(Bloomberg) — Goldman Sachs Group Inc . boosted David Solomon's compensation by 24% to $31 million for a year when revenue fell at the Wall Street giant.
The board raised the chief executive's pay as profit fell 24% and the firm spent much of the year plugging internal fissures and nudging investors on a streamlined strategy. After giving up its retail banking ambitions, New York-based Goldman has returned its focus to the lines of business embraced by Solomon's predecessors.
The package for the 62-year-old banker includes a base salary of $2 million and $29 million in variable compensation, with $20.3 million of that in the form of restricted stock units, according to a regulatory filing.
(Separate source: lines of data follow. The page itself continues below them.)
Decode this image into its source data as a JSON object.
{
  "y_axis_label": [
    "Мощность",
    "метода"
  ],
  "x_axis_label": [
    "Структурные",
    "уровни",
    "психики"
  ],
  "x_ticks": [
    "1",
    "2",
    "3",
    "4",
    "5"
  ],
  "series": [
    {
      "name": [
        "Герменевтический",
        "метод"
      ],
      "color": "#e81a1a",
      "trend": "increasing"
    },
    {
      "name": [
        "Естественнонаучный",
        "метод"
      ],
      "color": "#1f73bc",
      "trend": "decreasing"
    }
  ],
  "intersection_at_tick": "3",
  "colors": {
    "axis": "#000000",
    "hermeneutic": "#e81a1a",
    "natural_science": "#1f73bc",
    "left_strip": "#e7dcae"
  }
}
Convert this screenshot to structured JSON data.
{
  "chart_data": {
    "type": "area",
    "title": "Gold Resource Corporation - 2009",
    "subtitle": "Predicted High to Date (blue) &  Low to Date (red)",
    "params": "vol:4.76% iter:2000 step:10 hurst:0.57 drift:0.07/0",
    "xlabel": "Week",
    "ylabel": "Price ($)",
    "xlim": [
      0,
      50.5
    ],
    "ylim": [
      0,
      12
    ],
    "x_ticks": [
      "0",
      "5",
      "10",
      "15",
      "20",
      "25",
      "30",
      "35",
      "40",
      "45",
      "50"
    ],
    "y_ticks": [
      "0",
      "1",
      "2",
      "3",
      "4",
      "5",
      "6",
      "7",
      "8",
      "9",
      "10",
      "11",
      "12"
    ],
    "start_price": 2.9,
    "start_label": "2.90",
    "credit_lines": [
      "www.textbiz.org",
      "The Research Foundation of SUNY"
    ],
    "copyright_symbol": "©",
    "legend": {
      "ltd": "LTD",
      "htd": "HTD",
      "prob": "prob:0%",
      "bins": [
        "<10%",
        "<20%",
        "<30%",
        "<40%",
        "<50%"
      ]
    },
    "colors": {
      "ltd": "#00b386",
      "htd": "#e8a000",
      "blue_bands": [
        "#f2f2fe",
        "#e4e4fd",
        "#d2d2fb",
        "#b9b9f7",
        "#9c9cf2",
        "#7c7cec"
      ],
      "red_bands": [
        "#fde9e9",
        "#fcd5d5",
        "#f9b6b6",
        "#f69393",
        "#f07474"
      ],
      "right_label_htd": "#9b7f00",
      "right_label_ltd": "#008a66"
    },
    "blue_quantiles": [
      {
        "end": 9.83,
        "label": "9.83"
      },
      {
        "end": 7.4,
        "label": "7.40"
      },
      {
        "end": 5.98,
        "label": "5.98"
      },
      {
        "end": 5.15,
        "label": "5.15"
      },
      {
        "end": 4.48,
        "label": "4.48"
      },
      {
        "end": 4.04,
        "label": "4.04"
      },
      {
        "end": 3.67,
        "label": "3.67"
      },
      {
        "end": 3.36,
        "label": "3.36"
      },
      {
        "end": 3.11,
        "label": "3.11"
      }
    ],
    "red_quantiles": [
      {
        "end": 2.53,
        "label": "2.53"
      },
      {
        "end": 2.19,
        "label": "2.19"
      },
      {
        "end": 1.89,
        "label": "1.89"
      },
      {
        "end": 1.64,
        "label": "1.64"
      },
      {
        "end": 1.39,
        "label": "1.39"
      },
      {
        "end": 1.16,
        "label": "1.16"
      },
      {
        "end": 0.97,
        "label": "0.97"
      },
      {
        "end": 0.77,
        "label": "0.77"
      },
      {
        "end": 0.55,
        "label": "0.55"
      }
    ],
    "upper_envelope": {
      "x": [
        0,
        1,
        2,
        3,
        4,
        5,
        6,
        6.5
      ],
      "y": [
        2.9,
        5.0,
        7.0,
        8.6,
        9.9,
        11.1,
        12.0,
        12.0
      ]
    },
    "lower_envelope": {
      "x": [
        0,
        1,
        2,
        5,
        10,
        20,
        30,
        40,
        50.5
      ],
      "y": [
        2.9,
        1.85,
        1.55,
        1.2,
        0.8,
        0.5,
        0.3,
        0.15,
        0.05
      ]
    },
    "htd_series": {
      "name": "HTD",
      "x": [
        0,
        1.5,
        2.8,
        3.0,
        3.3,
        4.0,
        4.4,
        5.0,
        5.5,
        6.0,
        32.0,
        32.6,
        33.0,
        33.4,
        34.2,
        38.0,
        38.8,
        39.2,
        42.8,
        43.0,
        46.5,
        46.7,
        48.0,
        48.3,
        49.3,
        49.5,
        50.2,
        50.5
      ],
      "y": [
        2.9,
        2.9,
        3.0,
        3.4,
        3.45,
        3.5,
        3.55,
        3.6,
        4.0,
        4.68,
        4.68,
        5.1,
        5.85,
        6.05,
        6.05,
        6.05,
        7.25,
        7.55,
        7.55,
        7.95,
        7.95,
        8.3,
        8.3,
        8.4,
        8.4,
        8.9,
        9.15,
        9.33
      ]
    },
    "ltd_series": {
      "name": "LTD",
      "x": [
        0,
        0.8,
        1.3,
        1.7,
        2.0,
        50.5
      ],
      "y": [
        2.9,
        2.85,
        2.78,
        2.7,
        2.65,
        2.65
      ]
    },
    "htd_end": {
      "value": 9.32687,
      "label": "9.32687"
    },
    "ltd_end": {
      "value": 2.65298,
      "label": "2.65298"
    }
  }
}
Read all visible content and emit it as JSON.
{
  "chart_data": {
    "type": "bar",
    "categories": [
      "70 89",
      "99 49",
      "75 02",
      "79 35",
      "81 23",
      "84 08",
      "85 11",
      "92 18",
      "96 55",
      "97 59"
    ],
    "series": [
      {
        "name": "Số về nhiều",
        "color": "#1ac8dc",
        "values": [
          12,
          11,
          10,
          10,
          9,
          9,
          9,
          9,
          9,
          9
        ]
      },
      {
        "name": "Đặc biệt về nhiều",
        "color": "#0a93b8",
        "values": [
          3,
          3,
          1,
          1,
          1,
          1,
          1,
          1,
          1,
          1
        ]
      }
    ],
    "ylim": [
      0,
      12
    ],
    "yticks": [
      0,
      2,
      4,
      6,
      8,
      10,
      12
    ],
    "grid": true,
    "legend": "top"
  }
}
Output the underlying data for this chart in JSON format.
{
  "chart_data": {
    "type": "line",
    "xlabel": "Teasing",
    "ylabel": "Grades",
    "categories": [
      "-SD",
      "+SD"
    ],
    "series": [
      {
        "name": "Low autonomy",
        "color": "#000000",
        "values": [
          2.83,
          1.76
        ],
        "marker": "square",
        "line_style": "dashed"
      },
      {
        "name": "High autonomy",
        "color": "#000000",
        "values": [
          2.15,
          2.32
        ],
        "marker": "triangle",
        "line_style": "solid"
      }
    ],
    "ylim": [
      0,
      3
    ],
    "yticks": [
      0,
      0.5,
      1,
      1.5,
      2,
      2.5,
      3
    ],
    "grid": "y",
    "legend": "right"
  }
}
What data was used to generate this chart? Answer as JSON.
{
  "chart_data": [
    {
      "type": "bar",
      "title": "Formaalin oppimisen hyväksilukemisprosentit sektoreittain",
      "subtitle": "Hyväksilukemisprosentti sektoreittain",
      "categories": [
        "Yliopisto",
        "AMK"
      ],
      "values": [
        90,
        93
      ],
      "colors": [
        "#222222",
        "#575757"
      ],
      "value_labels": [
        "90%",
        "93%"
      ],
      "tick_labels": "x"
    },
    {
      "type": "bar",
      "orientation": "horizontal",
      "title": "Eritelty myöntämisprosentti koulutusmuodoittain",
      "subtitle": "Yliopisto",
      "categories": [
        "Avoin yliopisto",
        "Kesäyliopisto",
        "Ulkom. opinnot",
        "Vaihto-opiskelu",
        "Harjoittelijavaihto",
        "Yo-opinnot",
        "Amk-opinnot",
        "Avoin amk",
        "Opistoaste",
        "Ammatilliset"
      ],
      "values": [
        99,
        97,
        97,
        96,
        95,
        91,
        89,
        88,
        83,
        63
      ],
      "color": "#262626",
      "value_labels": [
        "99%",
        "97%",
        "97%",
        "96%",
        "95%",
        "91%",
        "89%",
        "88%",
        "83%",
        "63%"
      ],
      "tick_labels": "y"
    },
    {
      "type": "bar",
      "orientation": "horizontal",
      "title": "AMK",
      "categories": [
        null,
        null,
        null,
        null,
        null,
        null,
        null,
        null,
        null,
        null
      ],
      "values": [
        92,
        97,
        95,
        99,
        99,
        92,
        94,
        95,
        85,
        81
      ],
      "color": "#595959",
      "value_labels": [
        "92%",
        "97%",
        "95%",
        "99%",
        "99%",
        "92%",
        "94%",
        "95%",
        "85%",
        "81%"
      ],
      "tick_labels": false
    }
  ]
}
His pay rise was larger than any other major US bank CEO whose compensation has been disclosed.
Unlike last year, the salary announcement came after the conclusion of an annual meeting of the firm's top executives in Florida.
Goldman shares advanced 12% in 2023, ranking it fourth among the six largest US banks. The firm started the year from starting out one of the largest rounds of job cuts ever, eliminating about 3,200 jobs.
The bank was hurt last year by stalled capital markets that kept a lid on inflated fees and losses in real estate investments, as well as its failed consumer strategy. That resulted in Goldman posting just $8.52 billion in net income for the year, well below the pace of recent years.
Goldman's compensation committee cited Solomon's “decisive leadership in recognizing the need to clarify and simplify the firm's future strategy,” according to the filing. While this “adversely impacted near-term performance,” the actions “were critical to reorienting the firm with a much stronger platform for 2024 and beyond.”
Solomon's salary for 2022 was reduced about 30% after an even greater drop in profit that year.
While the bank still claims three divisions in its results, it has shied away from what it calls its “platform solutions” business and has directed investors to focus on its investment bank and money management business. These two groups accounted for about 95% of Goldman's Income last year.
Last month, JPMorgan Chase & Co. said this CLUE Longtime CEO Jamie Dimon $36 million for last year, up 4.3% from a year earlier. Morgan Stanley raised James Gorman's pay by 17% to $37 million for his final year as CEO.